Olives are an iconic part of Mediterranean cuisine. And let’s be honest, food is a huge part of why we travel.
The marinated olives that come with a late afternoon drink in the sun, the extra virgin olive oil drizzled over your salad or pizza and the olive tapenade spread across crunchy crostini. It all instantly makes your mouth water and brings back warm memories of sunny holidays.
But did you know almost half of the world’s olives are grown in Spain? And the majority of those are produced in the southern region of Andalusia.
If we don’t do something about climate change that could come to an end.
How is climate change affecting olive production?
And that follows a winter with unusually low rainfall in places like Spain.
According to a study published this month in the journal Nature Geoscience, parts of Portugal and Spain are the driest they have been in a thousand years.
Olive plants can cope pretty well in hot and dry climates, but only to a certain extent. And the drought this year is proving too much for some groves.
"We are used to a lack of water, but not to this point," says Felipe Elvira, an olive farmer in Jaen, Andalusia.
“The region used to get 800 litres of rainfall per square metre, but is set to get around half that amount this year. Every year it's worse."
And even when it does rain, ground that has become dry and baked in the heat will struggle to soak up the water.
Will there be an olive shortage?
Felipe and his son have over 100 hectares of olive groves and, like many in the region, rely on them for their income.
Only around 18 to 20 hectares of their groves are irrigated. This is common among olive farmers as irrigation systems can be costly.
According to the COAG farmers' union only three out of 10 hectares of olive farmland in Spain are irrigated.
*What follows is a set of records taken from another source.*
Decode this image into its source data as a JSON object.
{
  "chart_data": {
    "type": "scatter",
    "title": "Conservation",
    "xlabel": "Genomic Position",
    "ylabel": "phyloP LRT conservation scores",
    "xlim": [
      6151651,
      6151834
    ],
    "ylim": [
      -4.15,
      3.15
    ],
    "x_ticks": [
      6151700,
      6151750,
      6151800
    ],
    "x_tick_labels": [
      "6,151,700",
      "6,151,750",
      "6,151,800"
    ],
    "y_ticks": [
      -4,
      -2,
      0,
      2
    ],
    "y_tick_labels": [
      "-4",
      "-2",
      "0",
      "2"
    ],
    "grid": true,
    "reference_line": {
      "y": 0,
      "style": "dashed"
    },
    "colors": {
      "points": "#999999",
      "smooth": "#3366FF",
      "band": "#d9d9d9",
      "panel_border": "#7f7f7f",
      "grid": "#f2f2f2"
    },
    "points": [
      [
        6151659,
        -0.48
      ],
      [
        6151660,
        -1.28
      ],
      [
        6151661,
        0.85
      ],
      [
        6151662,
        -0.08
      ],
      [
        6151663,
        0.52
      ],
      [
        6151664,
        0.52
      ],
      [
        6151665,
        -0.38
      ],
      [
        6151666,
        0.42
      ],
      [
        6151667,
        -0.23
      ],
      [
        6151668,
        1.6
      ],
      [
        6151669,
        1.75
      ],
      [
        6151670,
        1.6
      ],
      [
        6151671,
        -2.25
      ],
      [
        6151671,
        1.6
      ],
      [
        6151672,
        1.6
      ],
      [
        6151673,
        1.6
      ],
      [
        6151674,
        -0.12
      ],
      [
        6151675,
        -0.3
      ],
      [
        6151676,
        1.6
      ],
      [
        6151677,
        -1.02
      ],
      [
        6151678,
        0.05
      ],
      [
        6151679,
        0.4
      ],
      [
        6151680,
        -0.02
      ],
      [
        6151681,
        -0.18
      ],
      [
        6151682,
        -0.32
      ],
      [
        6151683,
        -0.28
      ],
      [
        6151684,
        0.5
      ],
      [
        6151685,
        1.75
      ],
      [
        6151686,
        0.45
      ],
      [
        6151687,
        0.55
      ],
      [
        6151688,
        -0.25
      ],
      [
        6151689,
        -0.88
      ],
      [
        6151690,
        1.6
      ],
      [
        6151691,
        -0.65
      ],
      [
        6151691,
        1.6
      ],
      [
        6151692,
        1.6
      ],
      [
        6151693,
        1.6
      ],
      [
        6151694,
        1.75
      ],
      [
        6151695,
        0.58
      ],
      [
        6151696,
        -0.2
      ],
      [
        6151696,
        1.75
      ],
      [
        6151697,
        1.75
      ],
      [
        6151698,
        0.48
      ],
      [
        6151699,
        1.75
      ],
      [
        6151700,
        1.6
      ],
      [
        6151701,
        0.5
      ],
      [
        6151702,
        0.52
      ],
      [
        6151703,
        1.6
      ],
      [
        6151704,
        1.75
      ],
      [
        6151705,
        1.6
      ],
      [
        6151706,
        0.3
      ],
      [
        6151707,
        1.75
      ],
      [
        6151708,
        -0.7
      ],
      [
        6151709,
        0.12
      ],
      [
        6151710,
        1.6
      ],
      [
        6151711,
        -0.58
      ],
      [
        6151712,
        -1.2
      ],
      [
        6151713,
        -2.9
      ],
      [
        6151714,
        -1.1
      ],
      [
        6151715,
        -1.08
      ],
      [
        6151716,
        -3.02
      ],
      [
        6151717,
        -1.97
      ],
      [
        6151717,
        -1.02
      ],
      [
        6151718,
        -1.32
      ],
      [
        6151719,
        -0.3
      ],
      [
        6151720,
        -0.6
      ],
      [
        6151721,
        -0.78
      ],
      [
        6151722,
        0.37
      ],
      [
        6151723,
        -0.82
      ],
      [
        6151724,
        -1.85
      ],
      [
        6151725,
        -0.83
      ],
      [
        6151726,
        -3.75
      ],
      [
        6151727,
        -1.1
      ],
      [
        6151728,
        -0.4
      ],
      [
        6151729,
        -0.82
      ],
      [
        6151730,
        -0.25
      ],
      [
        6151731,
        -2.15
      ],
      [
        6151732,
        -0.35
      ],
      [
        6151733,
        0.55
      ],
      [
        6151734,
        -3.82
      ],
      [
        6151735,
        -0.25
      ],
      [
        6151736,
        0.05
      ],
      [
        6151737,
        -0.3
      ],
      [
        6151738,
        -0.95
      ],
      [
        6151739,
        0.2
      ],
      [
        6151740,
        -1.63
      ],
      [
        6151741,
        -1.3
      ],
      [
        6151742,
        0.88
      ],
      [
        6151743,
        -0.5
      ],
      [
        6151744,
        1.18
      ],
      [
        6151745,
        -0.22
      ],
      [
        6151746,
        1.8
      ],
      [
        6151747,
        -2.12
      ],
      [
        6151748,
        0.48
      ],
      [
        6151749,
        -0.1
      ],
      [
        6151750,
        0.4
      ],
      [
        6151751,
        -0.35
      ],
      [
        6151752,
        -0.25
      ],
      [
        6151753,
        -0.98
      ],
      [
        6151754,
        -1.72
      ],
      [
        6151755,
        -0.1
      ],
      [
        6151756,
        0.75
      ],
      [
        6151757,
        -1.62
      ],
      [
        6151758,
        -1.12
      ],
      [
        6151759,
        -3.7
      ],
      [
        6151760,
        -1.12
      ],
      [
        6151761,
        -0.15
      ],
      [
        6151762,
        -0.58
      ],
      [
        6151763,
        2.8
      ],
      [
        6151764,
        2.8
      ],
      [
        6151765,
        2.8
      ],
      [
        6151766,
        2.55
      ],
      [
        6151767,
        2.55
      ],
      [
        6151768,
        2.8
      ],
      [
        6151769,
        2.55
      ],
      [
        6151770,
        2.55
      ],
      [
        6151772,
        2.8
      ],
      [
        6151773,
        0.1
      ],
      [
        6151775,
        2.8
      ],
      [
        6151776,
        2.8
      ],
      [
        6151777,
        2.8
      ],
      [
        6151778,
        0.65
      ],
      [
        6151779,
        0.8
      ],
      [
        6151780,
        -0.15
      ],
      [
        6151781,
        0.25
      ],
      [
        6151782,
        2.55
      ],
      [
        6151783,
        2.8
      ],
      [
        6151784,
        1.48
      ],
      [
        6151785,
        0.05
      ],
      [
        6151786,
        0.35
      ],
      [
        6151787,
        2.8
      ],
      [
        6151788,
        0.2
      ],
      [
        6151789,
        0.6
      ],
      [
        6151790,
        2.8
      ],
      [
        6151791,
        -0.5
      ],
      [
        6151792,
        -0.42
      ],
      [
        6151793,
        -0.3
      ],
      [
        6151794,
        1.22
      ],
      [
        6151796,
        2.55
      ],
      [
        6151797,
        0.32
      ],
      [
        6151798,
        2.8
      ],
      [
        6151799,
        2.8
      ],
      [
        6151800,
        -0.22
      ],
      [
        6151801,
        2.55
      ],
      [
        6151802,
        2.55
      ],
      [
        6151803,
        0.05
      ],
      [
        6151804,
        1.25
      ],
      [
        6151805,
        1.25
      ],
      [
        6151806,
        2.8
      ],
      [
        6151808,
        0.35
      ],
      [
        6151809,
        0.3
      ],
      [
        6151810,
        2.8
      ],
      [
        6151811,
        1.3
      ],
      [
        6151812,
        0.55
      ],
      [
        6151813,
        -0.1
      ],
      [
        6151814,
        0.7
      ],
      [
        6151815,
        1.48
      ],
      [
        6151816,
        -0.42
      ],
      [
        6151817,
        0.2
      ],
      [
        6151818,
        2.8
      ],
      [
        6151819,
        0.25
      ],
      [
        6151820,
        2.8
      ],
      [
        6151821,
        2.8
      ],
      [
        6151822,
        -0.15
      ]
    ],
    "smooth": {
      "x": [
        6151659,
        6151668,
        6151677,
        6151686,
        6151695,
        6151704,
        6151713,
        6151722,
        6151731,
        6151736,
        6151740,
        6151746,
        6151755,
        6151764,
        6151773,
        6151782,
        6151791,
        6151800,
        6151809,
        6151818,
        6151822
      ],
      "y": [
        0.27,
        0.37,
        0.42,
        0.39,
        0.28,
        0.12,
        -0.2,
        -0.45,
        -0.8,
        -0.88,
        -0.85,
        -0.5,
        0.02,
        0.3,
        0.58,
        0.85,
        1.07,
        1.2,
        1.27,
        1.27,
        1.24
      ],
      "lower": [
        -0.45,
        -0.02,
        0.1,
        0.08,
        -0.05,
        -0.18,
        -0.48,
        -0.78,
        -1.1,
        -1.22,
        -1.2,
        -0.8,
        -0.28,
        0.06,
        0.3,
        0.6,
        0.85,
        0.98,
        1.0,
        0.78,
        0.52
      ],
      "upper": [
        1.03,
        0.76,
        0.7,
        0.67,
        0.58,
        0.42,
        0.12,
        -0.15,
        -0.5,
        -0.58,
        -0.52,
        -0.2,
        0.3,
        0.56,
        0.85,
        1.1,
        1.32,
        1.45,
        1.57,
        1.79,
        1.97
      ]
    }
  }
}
Areas that do have this in-built watering system have survived better, though the productivity levels are still hugely reduced.
According to another local olive farmer, Juan Carlos Hervás, the harvest from irrigated land this year will be just 50 to 60 per cent of the average. And in the much larger unirrigated areas, they expected a harvest of less than 20 per cent of the average from the past 5 years.
"Olive trees are very resistant to water scarcity," he says.
But when droughts become extreme, the trees "activate mechanisms to protect themselves. They don't die but no longer produce anything."
Some farmers may be tempted to start irrigating their plots, but this would deplete supplies at already stretched reservoirs even further.
"We can't exhaust resources, everyone needs water. Honestly, I don't know how we are going to manage," says Felipe Elvira.
One of the other options for farmers is to start picking the olive earlier before they ripen fully. This may increase yield, but it’s likely to reduce the quality of what arrives on your plate.
Why is olive production so important in Spain?
Olives are often described as Spain’s ‘green gold’. Annual exports of olive oil alone are worth around €3.6 billion.
Plus if you factor in all the tourists that visit Spain to experience the food and often take bottles of olive oil home with them, it’s a huge industry.
Olive trees cover many hillsides in southern Spain, which are often unsuitable for other crops and provide villages in the south with a source of income.
With the rise in temperatures, 80 per cent of Andalusia's unirrigated olive tree plantations may become unsuitable to grow olives.
"Many villages here depend entirely on olive trees. Without olives, there is no more revenue," says Hervas.